On Thursday night this week, after I got off of work and we had dinner at home, Dear Husband and I drove to the historic Pump House on the Waterfront in the south of Pittsburgh, where we joined the Battle of Homestead Foundation to watch an old black-and-white movie and talk about the class and steel industry in Pittsburgh. The Battle of Homestead was an actual shootout between members of a labor union and some Pinkerton's men on the Monongahela River on July 6, 1892. It was one of many violent clashes during the period before labor unions were legalized and recognized as a legitimate form of organization. Three unionists and seven anti unionists were dead at the end of the day. That strike at Henry Clay Frick's factory was unfortunately eventually broken. The BHF was founded to foster the history of Pittsburgh's working classes and industrial mills. The movie we watched was The Valley of Decision, which was originally the number two best-selling fiction book in the United States in the year 1942. It stars a very young and handsome Gregory Peck and a darling Greer Garson. Unfortunately the Irish accents were thick and neither the movie sound nor the speakers were very good, so it was a little bit like watching a silent film, as neither of us understood more than 50% of what was said. But we generally got the gist of what was going on: the spunky daughter of a mill worker crippled by an accident goes to work as a maid in the home of the mill owner. Of course she falls in love with the dashing oldest son, but can their relationship survive the class war of late-19th century Pittsburgh? Before the movie, a couple of labor history and movie aficionados spoke briefly about the organization, the book by Marcia Davenport, and the movie, which was once described in a newspaper review as "the Gone With the Wind of Pittsburgh." There was supposed to be a discussion afterwards too, and we were easily the two youngest people in the room of 30-40, but it was 9:30 at that point, and I needed to get home to go to bed for a day of work in the morning. Nevertheless, the movie was well acted, and free, so it was a nice date night.

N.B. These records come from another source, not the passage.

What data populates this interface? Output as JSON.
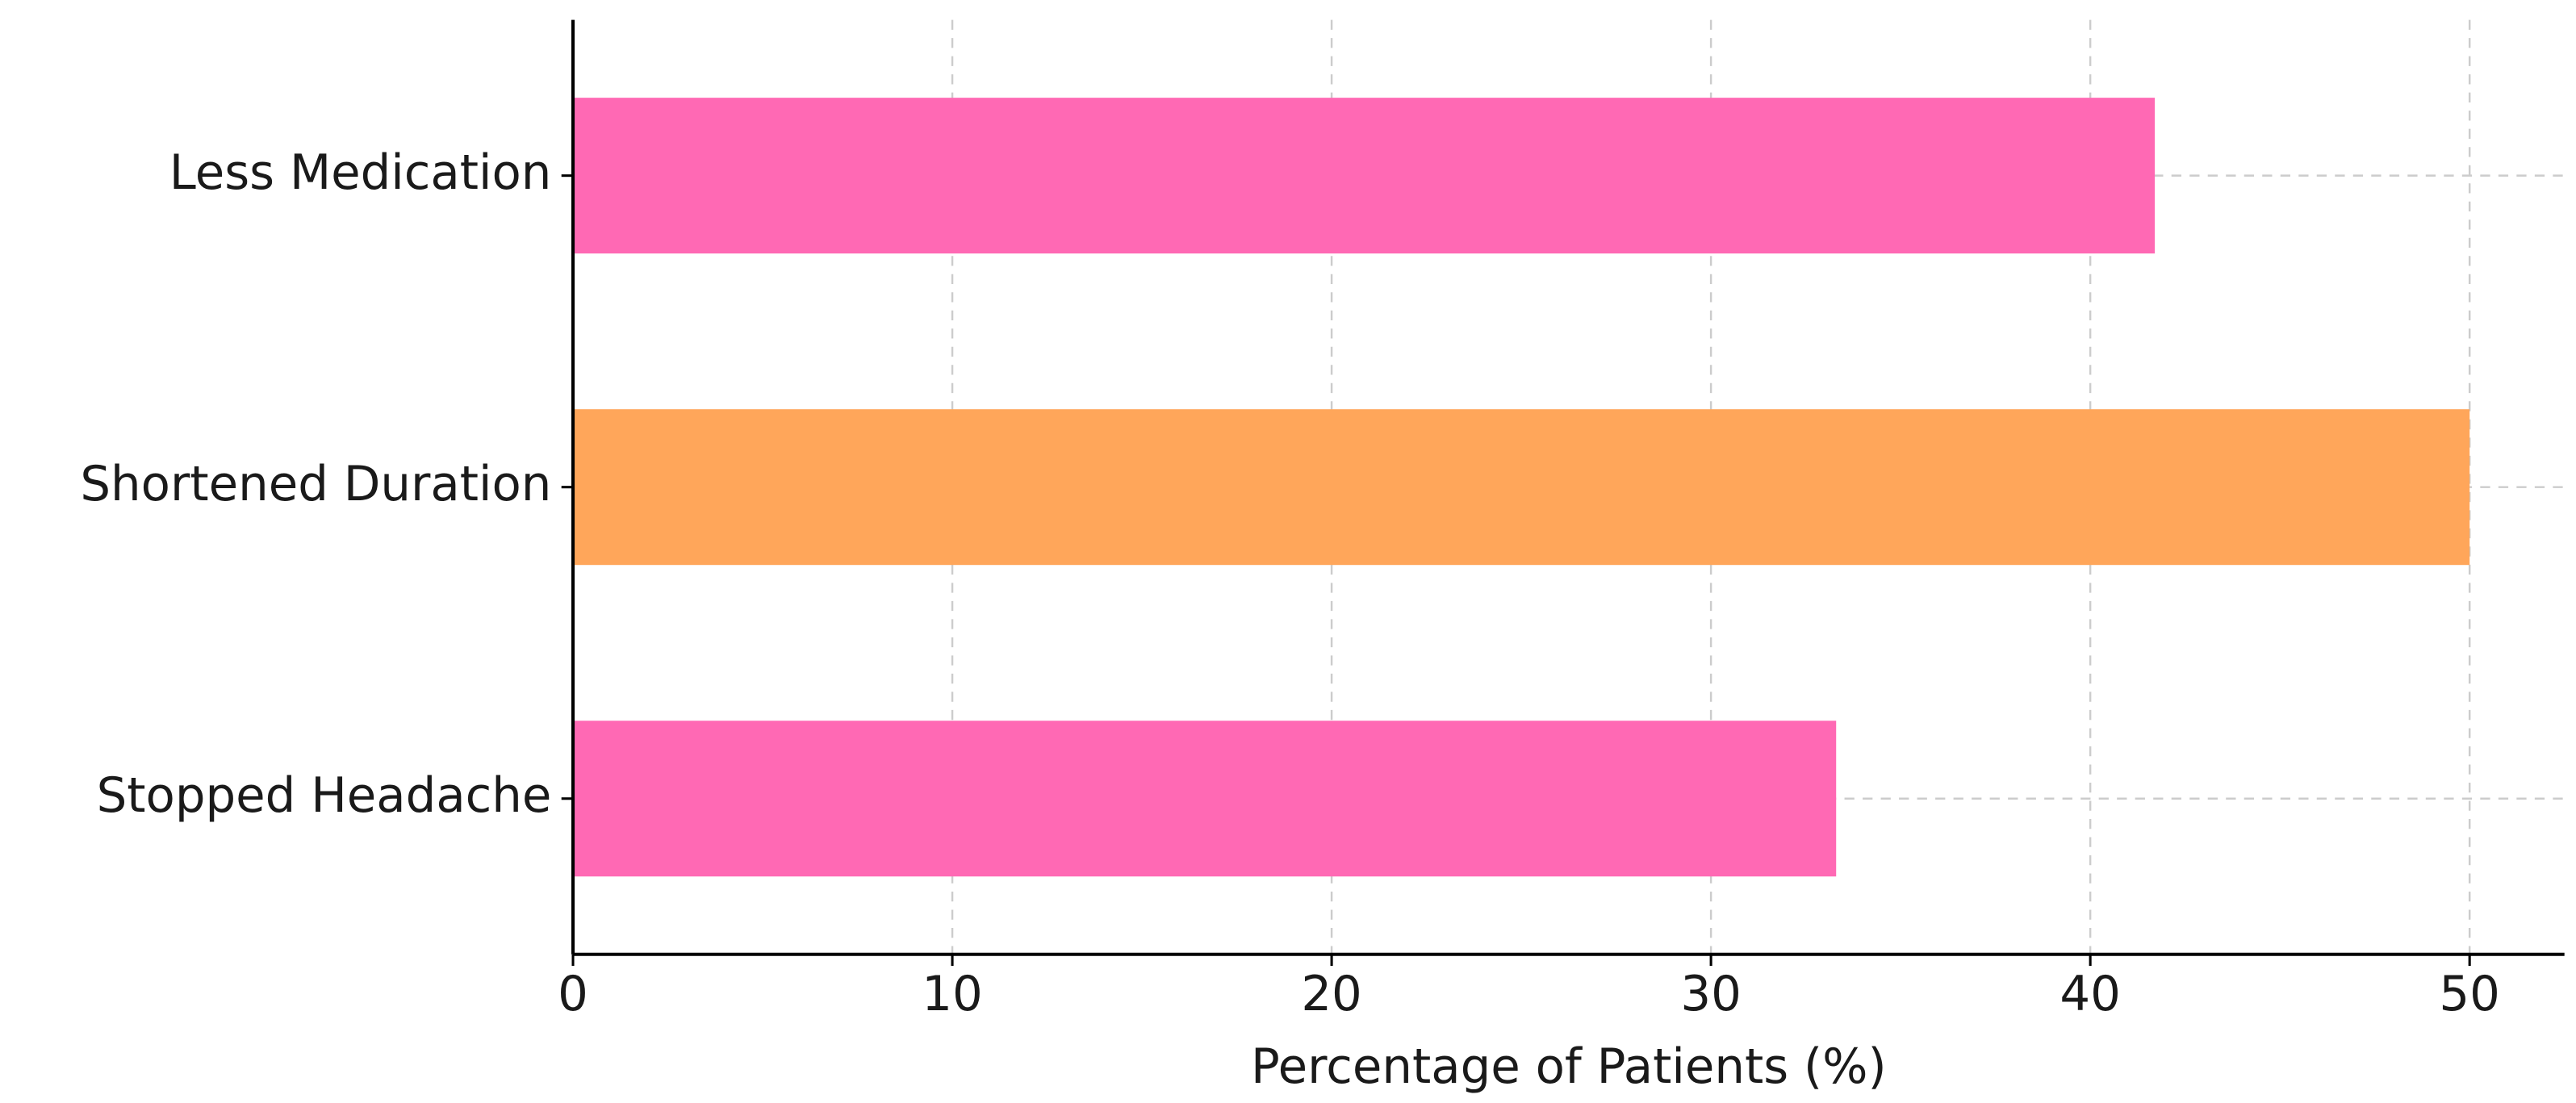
{
  "chart_data": {
    "type": "barh",
    "categories": [
      "Less Medication",
      "Shortened Duration",
      "Stopped Headache"
    ],
    "values": [
      41.7,
      50,
      33.3
    ],
    "colors": [
      "#ff69b4",
      "#ffa65a",
      "#ff69b4"
    ],
    "xlabel": "Percentage of Patients (%)",
    "xlim": [
      0,
      52.5
    ],
    "xticks": [
      0,
      10,
      20,
      30,
      40,
      50
    ],
    "grid": true
  }
}
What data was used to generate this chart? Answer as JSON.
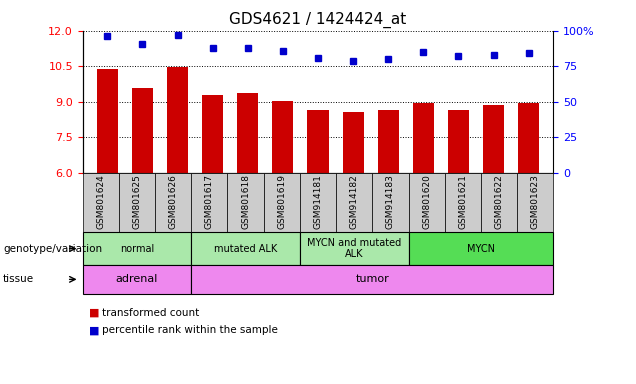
{
  "title": "GDS4621 / 1424424_at",
  "samples": [
    "GSM801624",
    "GSM801625",
    "GSM801626",
    "GSM801617",
    "GSM801618",
    "GSM801619",
    "GSM914181",
    "GSM914182",
    "GSM914183",
    "GSM801620",
    "GSM801621",
    "GSM801622",
    "GSM801623"
  ],
  "bar_values": [
    10.4,
    9.6,
    10.47,
    9.3,
    9.35,
    9.05,
    8.65,
    8.55,
    8.65,
    8.95,
    8.65,
    8.85,
    8.95
  ],
  "dot_values": [
    96,
    91,
    97,
    88,
    88,
    86,
    81,
    79,
    80,
    85,
    82,
    83,
    84
  ],
  "ylim_left": [
    6,
    12
  ],
  "ylim_right": [
    0,
    100
  ],
  "yticks_left": [
    6,
    7.5,
    9,
    10.5,
    12
  ],
  "yticks_right": [
    0,
    25,
    50,
    75,
    100
  ],
  "bar_color": "#cc0000",
  "dot_color": "#0000cc",
  "group_bounds": [
    [
      0,
      3,
      "normal"
    ],
    [
      3,
      6,
      "mutated ALK"
    ],
    [
      6,
      9,
      "MYCN and mutated\nALK"
    ],
    [
      9,
      13,
      "MYCN"
    ]
  ],
  "group_colors": [
    "#aae8aa",
    "#aae8aa",
    "#aae8aa",
    "#55dd55"
  ],
  "tissue_bounds": [
    [
      0,
      3,
      "adrenal"
    ],
    [
      3,
      13,
      "tumor"
    ]
  ],
  "tissue_color": "#ee88ee",
  "genotype_label": "genotype/variation",
  "tissue_label": "tissue",
  "xtick_bg_color": "#cccccc",
  "legend_items": [
    {
      "color": "#cc0000",
      "label": "transformed count"
    },
    {
      "color": "#0000cc",
      "label": "percentile rank within the sample"
    }
  ]
}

I took Dear Husband to Altius for our 12th wedding anniversary. The evening did not start out well. I had just gotten up from a nap after my first 24-hour shift and hastily gotten dressed in the new frock DH had bought me for my birthday, but once in the car and running 10 minutes late, I discovered I had neglected to put on a slip and decided I didn't like the jewelry I had picked out (remembered the silk, forgot my pearls [traditional 12th anniversary gifts]). We pulled up for valet parking, and as I stepped into the restaurant, I broke a heel in front of everyone. After we ordered, DH decided to give me his anniversary card early, because of the message: it not all been roses, but we've walked the path together. We opened our other cards and decorated the windowsill with them, just like we did in his hospital rooms.
In our corner seat, we had an excellent view of the Three Rivers Regatta and the speed boat finals happening at the Point. That's what DH is paying attention to instead of his steak. (Isn't he handsome?) Behind him you can see the observation deck for the Duquesne Incline, from which the shorts-clad sightseers were watching us as well as the race.
The food was fancy: watermelon salad (above) and scallops for me, steak for the Mister. Our meal also came with two amuse bouches, unlimited bread with spreads, and two little dessert bites to take home with us. Like most fine restaurants, when we didn't have room to order a full dessert, they offered us a small complimentary one. The price is high enough that we will only eat dinner here for special occasions, but maybe we'll come back sooner to try their deconstructed desserts.